Protection Features

The Traffic Manager is a robust solution that is not affected by known classes of exploits. For example, they are believed to be invulnerable to all known worms and malformed HTTP attacks. In addition, since the Traffic Manager is placed at the point of ingress for traffic to your clusters - and is able to make intelligent routing decisions - it can help defend your platform from obvious network attacks and filter malicious content transparently. This is particularly effective if your back-end servers use a private network rather than having Internet IP addresses.

The Traffic Manager is also equipped with “Service Protection” features, which can be configured for each virtual server independently. These features allow requests to be managed and filtered dynamically in a number of ways.
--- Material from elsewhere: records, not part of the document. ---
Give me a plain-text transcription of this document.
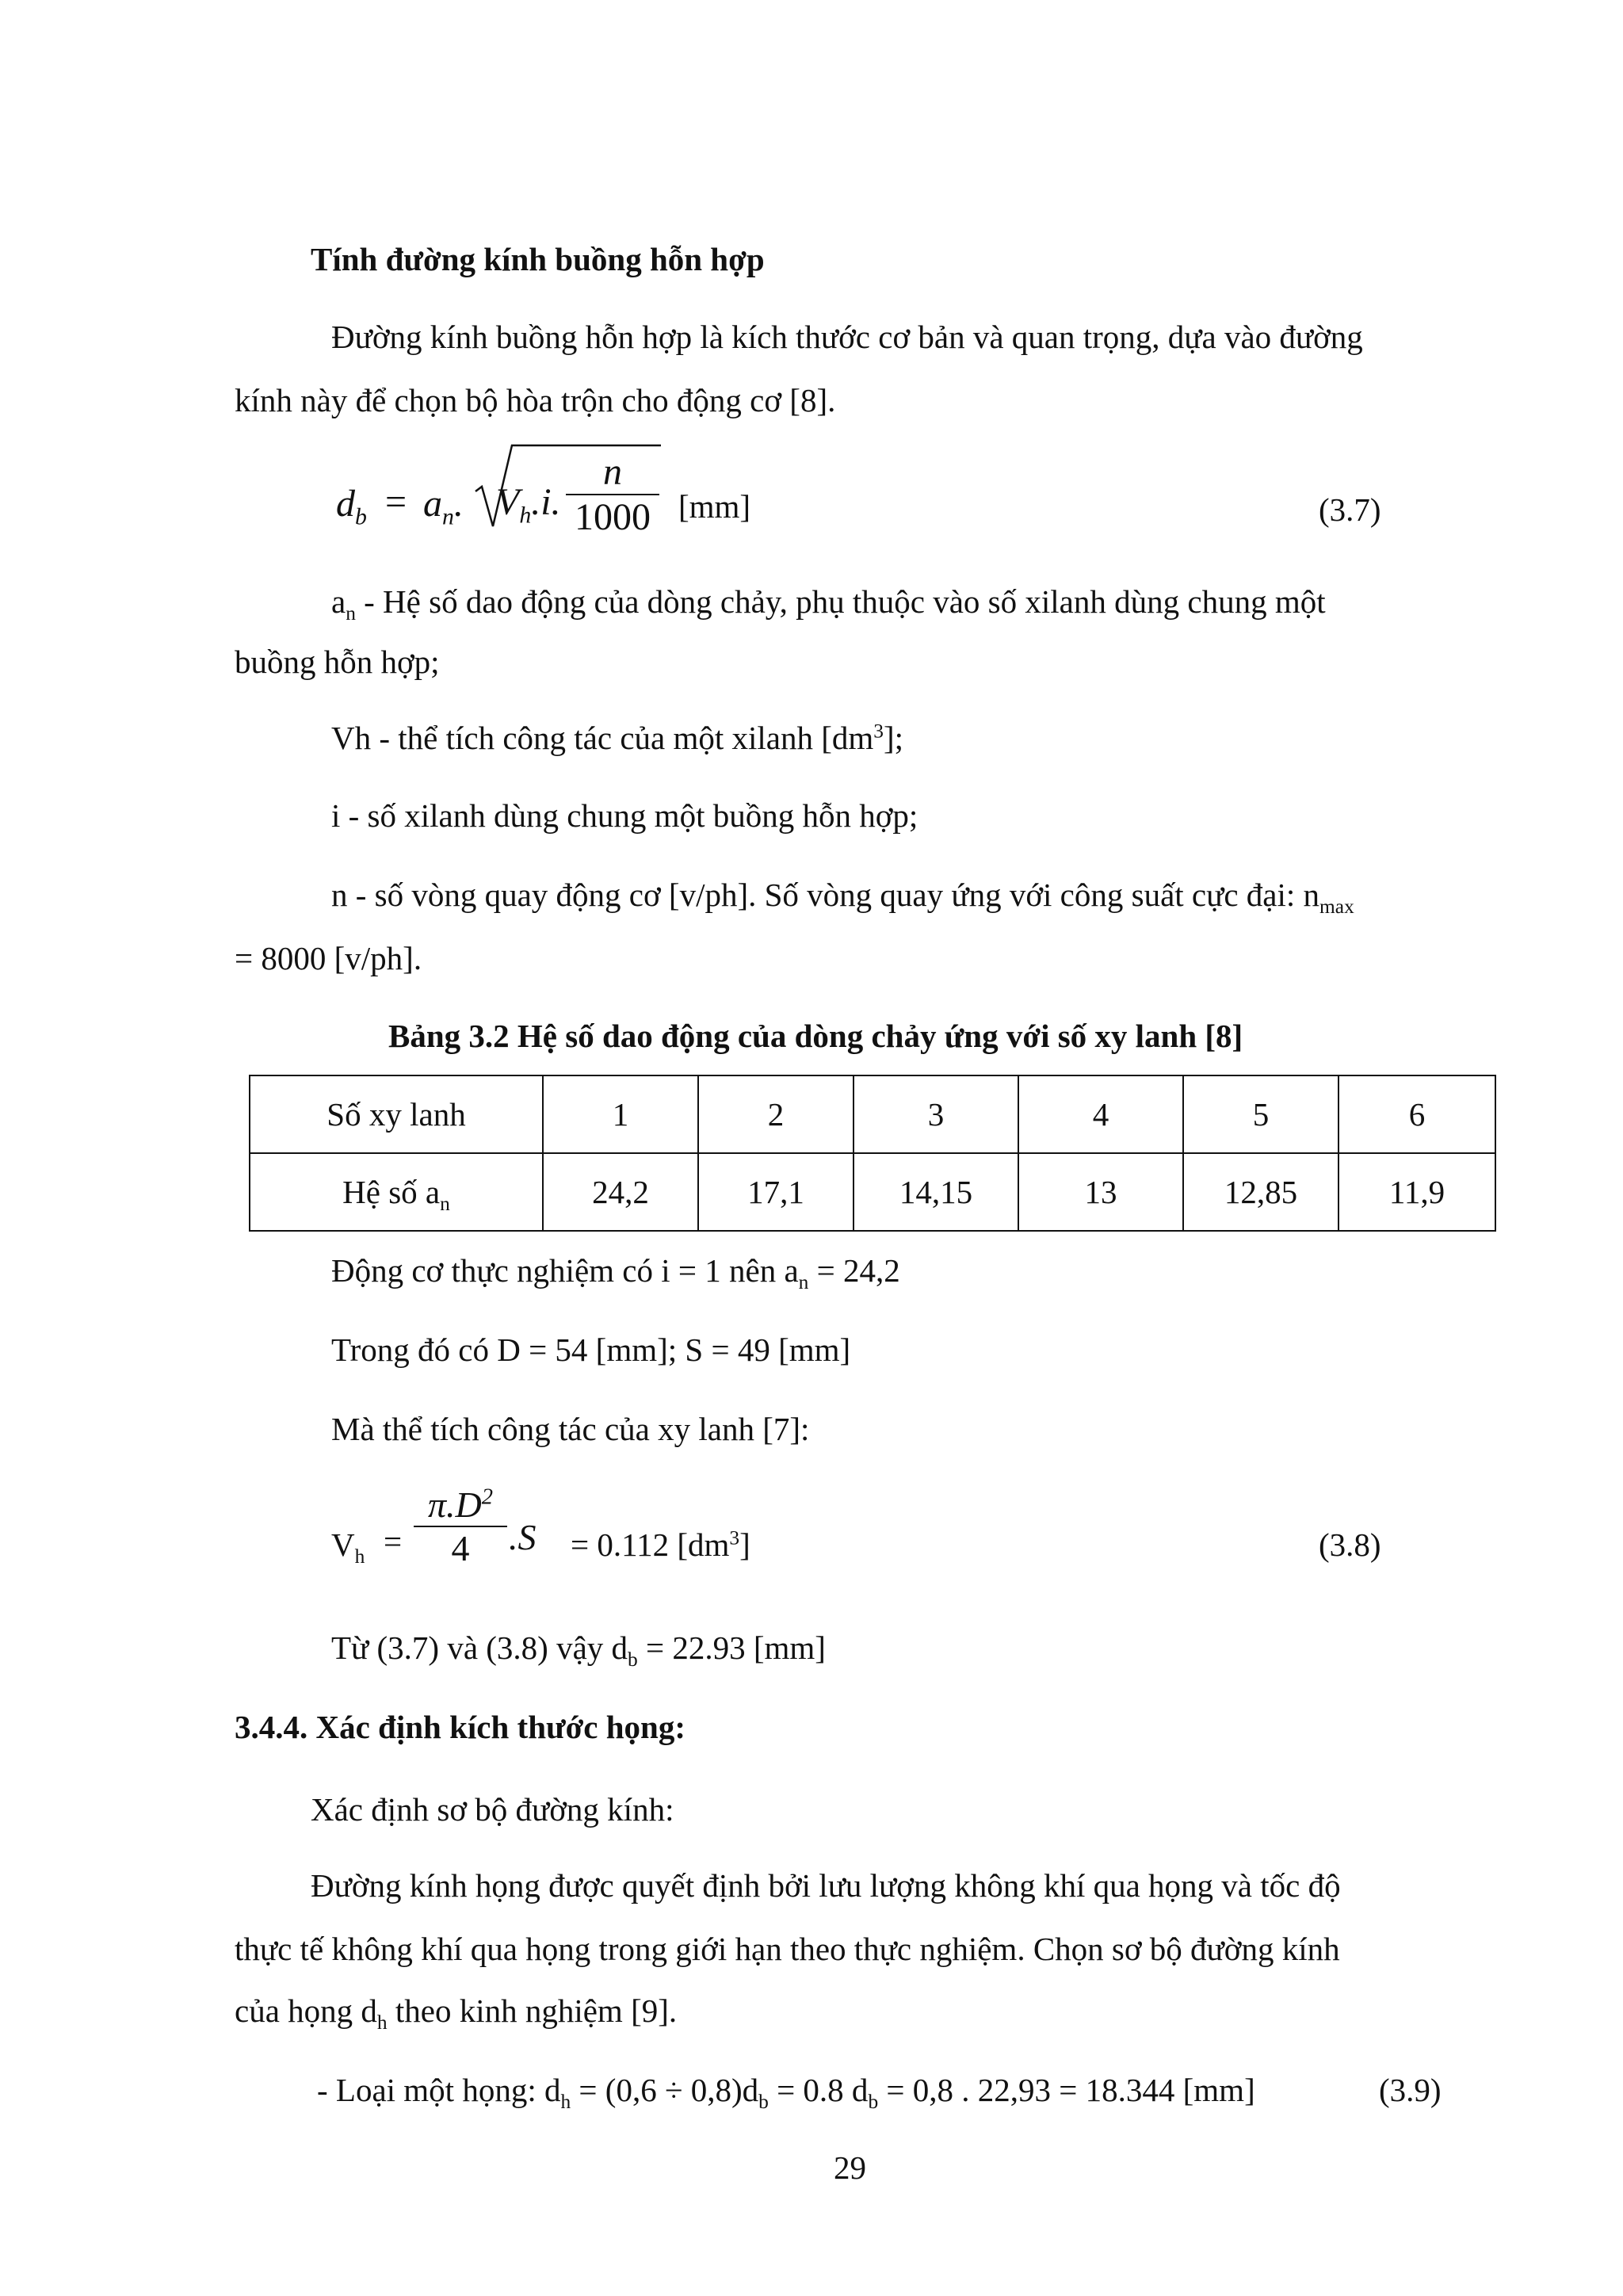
Tính đường kính buồng hỗn hợp
Đường kính buồng hỗn hợp là kích thước cơ bản và quan trọng, dựa vào đường
kính này để chọn bộ hòa trộn cho động cơ [8].
$d_b = a_n$. $V_h.i$.
n
1000 [mm]	(3.7)
$a_n$ - Hệ số dao động của dòng chảy, phụ thuộc vào số xilanh dùng chung một
buồng hỗn hợp;
Vh - thể tích công tác của một xilanh $[dm^3]$;
i - số xilanh dùng chung một buồng hỗn hợp;
n - số vòng quay động cơ [v/ph]. Số vòng quay ứng với công suất cực đại: $n_{max}$
= 8000 [v/ph].
Bảng 3.2 Hệ số dao động của dòng chảy ứng với số xy lanh [8]
Số xy lanh	1	2	3	4	5	6
Hệ số $a_n$	24,2	17,1	14,15	13	12,85	11,9
Động cơ thực nghiệm có i = 1 nên $a_n = 24,2$
Trong đó có D = 54 [mm]; S = 49 [mm]
Mà thể tích công tác của xy lanh [7]:
$V_h$ =
$\pi.D^2$
4	.S = 0.112 $[dm^3]$	(3.8)
Từ (3.7) và (3.8) vậy $d_b = 22.93$ [mm]
3.4.4. Xác định kích thước họng:
Xác định sơ bộ đường kính:
Đường kính họng được quyết định bởi lưu lượng không khí qua họng và tốc độ
thực tế không khí qua họng trong giới hạn theo thực nghiệm. Chọn sơ bộ đường kính
của họng $d_h$ theo kinh nghiệm [9].
- Loại một họng: $d_h = (0,6 \div 0,8)d_b = 0.8$ $d_b = 0,8$ . 22,93 = 18.344 [mm]	(3.9)
29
Network Access Restrictions

The source IP address of a client can be used to decide whether or not to accept requests. If a particular IP address or network block is generating malicious requests, the Traffic Manager can be configured to drop all connections efficiently from these addresses, thus protecting the back-end pools from attack.

Connection Limiting

Often, clients abusing a system generate abnormally large numbers of connections. The Traffic Manager is able to detect and filter unusually heavy activity, based on the traffic from the top 10 busiest IP addresses or on the number of connections per minute being made from each IP address. This allows the Traffic Manager to deny access to clients making overly intensive requests to your systems.

Malformed HTTP Filtering

The Traffic Manager is able to detect and reject certain classes of malformed HTTP requests, and enforce standards-compliant requests from clients. For instance, the Traffic Manager can filter binary data from requests and prevent very large headers being used as a vector for a DoS attack.

Rule-Based Protection

The Traffic Manager service protection system can be configured to screen all incoming requests so that any matching the specified criteria are dropped. This functionality can be used to protect your system against known vulnerabilities in third-party applications running on your websites. For example, some business-critical applications such as shopping carts are sometimes found to have insecurities that are triggered by requesting a URL containing badly formed parameters.

The forms of these requests are often made public on security mailing lists. The Traffic Manager service protection system enables you to use this information to filter out any requests containing these badly formed parameters, so that you can resolve these vulnerabilities quickly and easily across all your websites.

You can configure the Traffic Manager to block requests by building up a list of rules that are used to filter all incoming requests. In addition you can limit the sizes of requests and the format of the information they can contain.